Mayor of Tunis
- In office 1990–2000
- Preceded by: Ahmed Belkhodja
- Succeeded by: Abbès Mohsen
- In office 1986–1988
- Preceded by: Zakaria Ben Mustapha
- Succeeded by: Ahmed Belkhodja

Secretary of State to the for Housing and Regional Planning to the Ministry of Equipment [fr]
- In office 12 April 1988 – 3 March 1990
- President: Zine El Abidine Ben Ali

Personal details
- Born: 10 May 1942
- Died: 4 October 2021 (aged 79)
- Party: PSD RCD

= Mohamed Ali Bouleymane =

Tunisian politician (1942–2021)

Mohamed Ali Bouleymane (محمد علي بوليمان; 10 May 1942 – 4 October 2021) was a Tunisian politician. He served as Mayor of Tunis from 1986 to 1988 and again from 1990 to 2000. He also served as Secretary of State for Housing and Regional Planning to the Ministry of Equipment from 1988 to 1990.

==Biography==
Bouleymane studied at HEC Paris. He became mayor of Tunis in 1986 and was appointed to work for the Ministry of Equipment in 1988. Following this mandate, he returned to serving as mayor of Tunis from 1990 to 2000, when he was removed by President Zine El Abidine Ben Ali.

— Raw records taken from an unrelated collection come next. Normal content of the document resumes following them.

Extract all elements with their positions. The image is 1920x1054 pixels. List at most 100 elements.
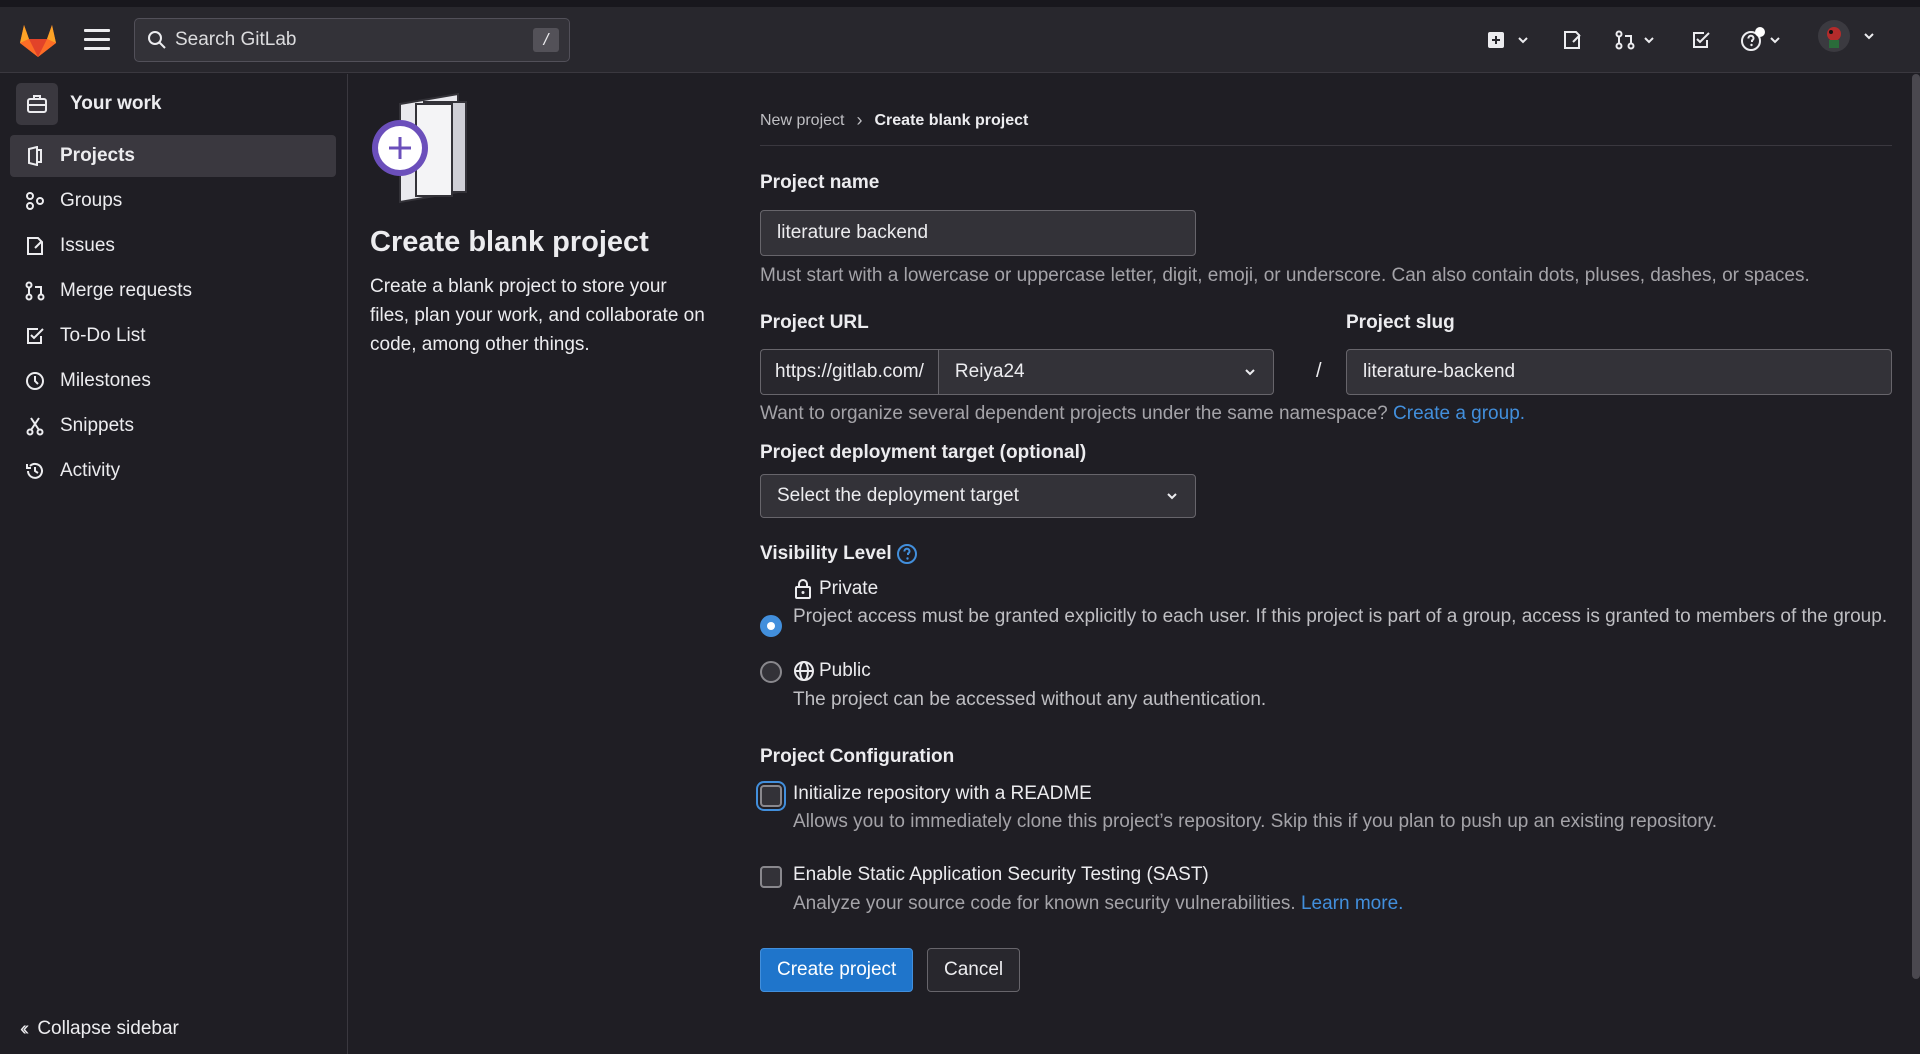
sidebar-item-label: Issues — [60, 235, 115, 256]
visibility-private-description: Project access must be granted explicitl… — [793, 606, 1888, 627]
issues-icon — [1564, 31, 1581, 49]
deployment-target-select[interactable]: Select the deployment target — [760, 474, 1196, 518]
search-icon — [148, 31, 166, 49]
history-icon — [24, 460, 46, 482]
create-group-link[interactable]: Create a group. — [1393, 403, 1525, 424]
sidebar-item-label: Projects — [60, 145, 135, 166]
avatar — [1818, 20, 1850, 52]
learn-more-link[interactable]: Learn more. — [1301, 893, 1403, 914]
readme-checkbox[interactable] — [760, 785, 782, 807]
collapse-sidebar-button[interactable]: ‹‹ Collapse sidebar — [20, 1014, 179, 1044]
project-name-label: Project name — [760, 172, 880, 193]
deployment-target-label: Project deployment target (optional) — [760, 442, 1087, 463]
url-separator: / — [1316, 360, 1322, 382]
url-prefix: https://gitlab.com/ — [760, 349, 938, 395]
sidebar-item-label: To-Do List — [60, 325, 146, 346]
namespace-select[interactable]: Reiya24 — [937, 349, 1274, 395]
namespace-value: Reiya24 — [954, 361, 1025, 382]
sast-help-text: Analyze your source code for known secur… — [793, 893, 1296, 914]
collapse-sidebar-label: Collapse sidebar — [37, 1018, 179, 1039]
issues-shortcut[interactable] — [1561, 27, 1583, 53]
sidebar-item-groups[interactable]: Groups — [10, 180, 336, 222]
chevron-down-icon — [1245, 369, 1255, 376]
sidebar-item-merge-requests[interactable]: Merge requests — [10, 270, 336, 312]
gitlab-logo-icon[interactable] — [18, 20, 58, 58]
group-icon — [24, 190, 46, 212]
visibility-public-description: The project can be accessed without any … — [793, 689, 1267, 710]
sidebar-item-issues[interactable]: Issues — [10, 225, 336, 267]
deployment-target-placeholder: Select the deployment target — [777, 485, 1019, 506]
todo-icon — [24, 325, 46, 347]
sidebar-item-todo-list[interactable]: To-Do List — [10, 315, 336, 357]
visibility-public-label: Public — [819, 660, 871, 681]
merge-request-icon — [24, 280, 46, 302]
breadcrumb-new-project-link[interactable]: New project — [760, 112, 844, 130]
visibility-public-option[interactable]: Public — [793, 660, 871, 682]
question-circle-icon[interactable] — [896, 543, 918, 565]
readme-label[interactable]: Initialize repository with a README — [793, 783, 1092, 805]
breadcrumb-current: Create blank project — [874, 111, 1029, 129]
project-form: New project › Create blank project Proje… — [760, 110, 1892, 992]
project-name-input[interactable] — [760, 210, 1196, 256]
lock-icon — [795, 579, 811, 599]
globe-icon — [794, 661, 814, 681]
sidebar-item-snippets[interactable]: Snippets — [10, 405, 336, 447]
issues-icon — [24, 235, 46, 257]
project-icon — [24, 145, 46, 167]
intro-panel: Create blank project Create a blank proj… — [370, 92, 710, 359]
sidebar-item-label: Merge requests — [60, 280, 193, 301]
namespace-help: Want to organize several dependent proje… — [760, 403, 1525, 425]
create-project-button[interactable]: Create project — [760, 948, 914, 992]
search-shortcut-badge: / — [533, 28, 559, 52]
search-input[interactable] — [175, 29, 515, 51]
project-url-group: https://gitlab.com/ Reiya24 — [760, 349, 1274, 395]
blank-project-illustration-icon — [372, 92, 467, 204]
snippet-icon — [24, 415, 46, 437]
help-dropdown[interactable] — [1740, 27, 1782, 53]
visibility-level-label: Visibility Level — [760, 543, 892, 564]
project-configuration-label: Project Configuration — [760, 746, 955, 767]
visibility-private-radio[interactable] — [760, 615, 782, 637]
project-slug-label: Project slug — [1346, 312, 1455, 333]
new-item-dropdown[interactable] — [1486, 27, 1530, 53]
page-scrollbar[interactable] — [1912, 74, 1920, 979]
sidebar-item-label: Activity — [60, 460, 121, 481]
search-box[interactable]: / — [134, 18, 570, 62]
project-slug-input[interactable] — [1346, 349, 1892, 395]
todo-shortcut[interactable] — [1690, 27, 1712, 53]
sidebar: Your work Projects Groups Issues Merge r… — [0, 74, 348, 1054]
chevron-right-icon: › — [856, 110, 863, 130]
visibility-level-heading: Visibility Level — [760, 543, 918, 565]
plus-square-icon — [1488, 32, 1504, 48]
chevron-down-icon — [1770, 37, 1780, 44]
chevron-down-icon — [1167, 493, 1177, 500]
breadcrumb: New project › Create blank project — [760, 110, 1892, 146]
cancel-button[interactable]: Cancel — [927, 948, 1021, 992]
sast-checkbox[interactable] — [760, 866, 782, 888]
window-top-edge — [0, 0, 1920, 7]
page-description: Create a blank project to store your fil… — [370, 275, 705, 355]
context-switcher[interactable]: Your work — [16, 80, 162, 128]
user-menu[interactable] — [1818, 20, 1876, 52]
project-name-help: Must start with a lowercase or uppercase… — [760, 265, 1810, 286]
sidebar-item-activity[interactable]: Activity — [10, 450, 336, 492]
page-title: Create blank project — [370, 226, 649, 258]
merge-request-icon — [1615, 30, 1635, 50]
top-bar: / — [0, 7, 1920, 73]
sast-help: Analyze your source code for known secur… — [793, 893, 1403, 915]
sast-label[interactable]: Enable Static Application Security Testi… — [793, 864, 1209, 886]
visibility-private-option[interactable]: Private — [793, 578, 878, 600]
sidebar-nav: Projects Groups Issues Merge requests To… — [10, 135, 336, 495]
visibility-public-radio[interactable] — [760, 661, 782, 683]
sidebar-item-projects[interactable]: Projects — [10, 135, 336, 177]
visibility-private-label: Private — [819, 578, 879, 599]
merge-requests-dropdown[interactable] — [1614, 27, 1656, 53]
sidebar-item-milestones[interactable]: Milestones — [10, 360, 336, 402]
chevron-down-icon — [1864, 33, 1874, 40]
chevron-double-left-icon: ‹‹ — [20, 1017, 30, 1040]
sidebar-item-label: Groups — [60, 190, 123, 211]
readme-help: Allows you to immediately clone this pro… — [793, 811, 1718, 832]
project-url-label: Project URL — [760, 312, 869, 333]
briefcase-icon — [16, 83, 58, 125]
menu-toggle-icon[interactable] — [84, 29, 110, 51]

Following his political career, Bouleymane became president of the board of directors of the Société Italo-Tunisienne d'Exploitation Pétrolière and Director of the Groupe chimique tunisien. He was also Vice-President of the United Towns Organisation. In 2011, he became a member of the board of directors of Candax Energy and was also non-executive president of Ecumed Petroleum.

Bouleymane died on 4 October 2021, at the age of 79.